Cockroaches(108)
Blood dripped from the hand, bounced on the edge of the table and spattered Løken’s shirt with small red dots. Jens put the hand down. The fingers pointed to the ceiling.
“On the other hand, with both hands intact there is no limit to what one can do. You can strangle a person, roll a joint and hold a golf club. Do you know how far medical science has advanced today?”
Jens waited until he was sure Løken wasn’t going to answer.
“They can sew a hand back on without damaging so much as a nerve. They go up into your arm and pull down nerves like rubber bands. Within six months you’ll barely know that once it had been severed. Of course that depends on whether you can get to a doctor fast enough and you remember to take the hand with you.”
He passed behind Løken’s chair, rested his chin on his shoulder and whispered in his ear:
“Look what a nice hand. Beautiful, isn’t it? Almost like the hand in the Michelangelo painting. What’s it called?”
Løken didn’t answer.
“You know, the one they used in the Levi’s ad.”
Løken had fixed his gaze on a point in the air above him. Jens sighed.

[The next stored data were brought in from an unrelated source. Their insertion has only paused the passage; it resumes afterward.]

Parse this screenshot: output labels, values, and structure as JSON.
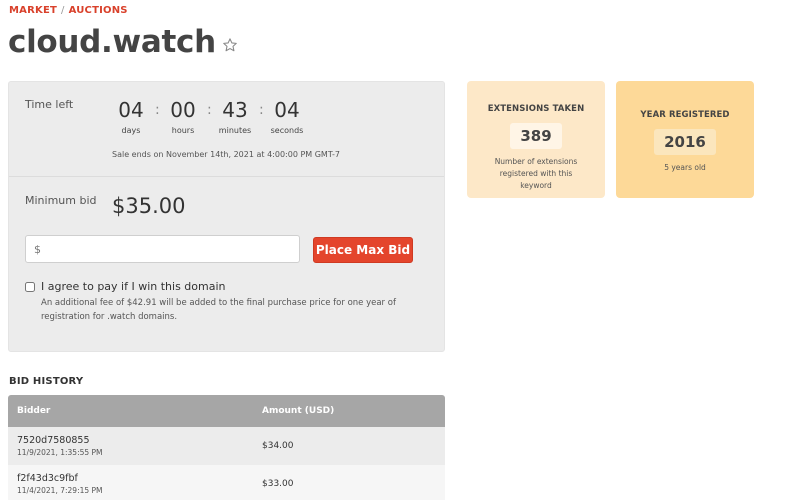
{
  "breadcrumb": {
    "items": [
      "MARKET",
      "AUCTIONS"
    ],
    "separator": "/"
  },
  "page": {
    "title": "cloud.watch",
    "favorite_icon": "star-outline-icon"
  },
  "auction": {
    "time_left_label": "Time left",
    "countdown": [
      {
        "value": "04",
        "unit": "days"
      },
      {
        "value": "00",
        "unit": "hours"
      },
      {
        "value": "43",
        "unit": "minutes"
      },
      {
        "value": "04",
        "unit": "seconds"
      }
    ],
    "sale_ends": "Sale ends on November 14th, 2021 at 4:00:00 PM GMT-7",
    "minimum_bid_label": "Minimum bid",
    "minimum_bid_value": "$35.00",
    "bid_input_placeholder": "$",
    "place_bid_label": "Place Max Bid",
    "agree_label": "I agree to pay if I win this domain",
    "fee_note": "An additional fee of $42.91 will be added to the final purchase price for one year of registration for .watch domains."
  },
  "stats": {
    "extensions": {
      "title": "EXTENSIONS TAKEN",
      "value": "389",
      "caption": "Number of extensions registered with this keyword"
    },
    "year": {
      "title": "YEAR REGISTERED",
      "value": "2016",
      "caption": "5 years old"
    }
  },
  "history": {
    "title": "BID HISTORY",
    "columns": [
      "Bidder",
      "Amount (USD)"
    ],
    "rows": [
      {
        "bidder": "7520d7580855",
        "time": "11/9/2021, 1:35:55 PM",
        "amount": "$34.00"
      },
      {
        "bidder": "f2f43d3c9fbf",
        "time": "11/4/2021, 7:29:15 PM",
        "amount": "$33.00"
      }
    ]
  },
  "colors": {
    "accent": "#d9412b",
    "button": "#e4452c",
    "card_extensions": "#fde8c8",
    "card_year": "#fdd998",
    "table_header": "#a6a6a6"
  }
}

“Obviously neither of us is an art connoisseur, eh? Well, perhaps I’ll buy a few famous pictures when this is over, see if that can stimulate some interest. By the way, how much time do you think we have before it’s too late to sew on the hand? Half an hour? An hour? Perhaps longer if we’d put it in ice, but I’m afraid we’ve run out today. Fortunately for you, it’s only a fifteen-minute drive from here to Answut Hospital.”
He took a deep breath, put his mouth close to Løken’s ear and yelled:
“WHERE ARE HOLE AND THE WOMAN?”
Løken gave a start and bared his teeth in a painful grin.
“Sorry,” Jens said. He picked a bit of papaya off Løken’s cheek. “It’s just that it’s rather important for me to get hold of them.”
A hoarse whisper stirred Løken’s lips. “You’re right …”
“What?” Jens said. He leaned close to his mouth. “What did you say? Speak up, man!”
“You’re right about papayas. They do stink of vomit.”
Liz folded her hands on top of her head.
“The Jim Love stuff. I can’t quite picture Brekke in the kitchen mixing prussic acid into opium.”
Harry smirked. “Brekke said the same about Klipra. You’re right. He had someone to help him, a pro.”
“You don’t exactly put out a want ad for people like that, do you.”
“Nope.”
“Maybe someone he just happened to meet? He goes to some pretty shady places. Or …” She paused when she saw him watching her. “Yes?” she said. “What is it?”
“Isn’t it obvious? It’s our old friend Woo. He and Jens have been working together all along. It was Jens who ordered him to bug my phone.”
“It seems like too much of a coincidence that the same guy who was working for Molnes’s creditors was also working for Brekke.”
“That’s because it’s not a coincidence. Hilde Molnes told me the loan shark’s thugs who had rung her after the ambassador’s death immediately stopped calling after she had spoken to Brekke on the phone. I doubt that he scared them, let’s put it like that. When we visited Thai Indo Travelers, Mr. Sorensen said they had no scores to settle with Molnes. He may have been telling the truth. My guess is Brekke paid off the ambassador’s debts. In exchange for other services, naturally.”
“Woo’s services.”
“Exactly.” Harry looked at his watch. “Bloody hell, what’s happened to Løken?”
Liz got up with a sigh. “Let’s try calling him. Maybe he’s fallen asleep.”
Harry scratched his chin, lost in thought. “Maybe.”
Løken felt a pain in his chest. He’d never had heart problems, but knew a little about the symptoms. If it was a heart attack he hoped it was powerful enough to kill him. He was going to die anyway, so it would be good if he could cheat Brekke of the pleasure. Although who knows, perhaps he didn’t get any pleasure out of it. Perhaps it was for Brekke as it had been for him—a job that had to be done. One shot, a man falls and that’s that. He looked at Brekke. He watched his mouth move and realized to his surprise that he couldn’t hear anything.
“So when Ove Klipra asked me to sort out Phuridell’s dollar debt he did it over lunch instead of on the phone,” Jens said. “I couldn’t believe my ears. An order of around half a billion and he gives it to me verbally without any traceable record! That’s the kind of chance you can wait half your life for in vain.”